1718: Zosimo was a farmer living in Sicily who was elected king by the people. The people of Sicily were at the time controlled by Spanish oppressors. Zosimo started a revolution that brought the power back to the people, at least for a short period of time. I like to think of him as a social transformer or alchemist. There is a book written about his story by Andrea Camilleri as well as a song by the band Il Coccodrillo.

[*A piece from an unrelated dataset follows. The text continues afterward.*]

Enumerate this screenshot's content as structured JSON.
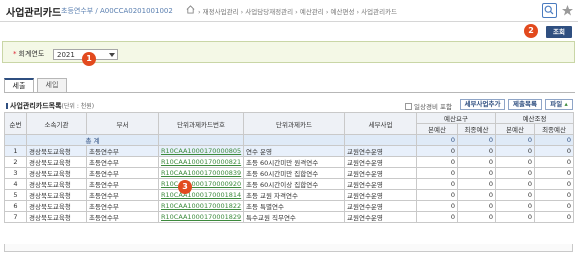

2024: The first alchemists’ strive for understanding and purifying external nature evolved into a deep understanding of and ability to control physical nature, resulting in trains, cars, electrical devices and many useful things. In a new age of data and artificial intelligence, we arrive at understanding and controlling another level of nature: the level of thoughts and information. ZosimoLab is founded to assist you in realizing the vast possibilities hidden on this level of thoughts and information - and thereby transforming your data into gold.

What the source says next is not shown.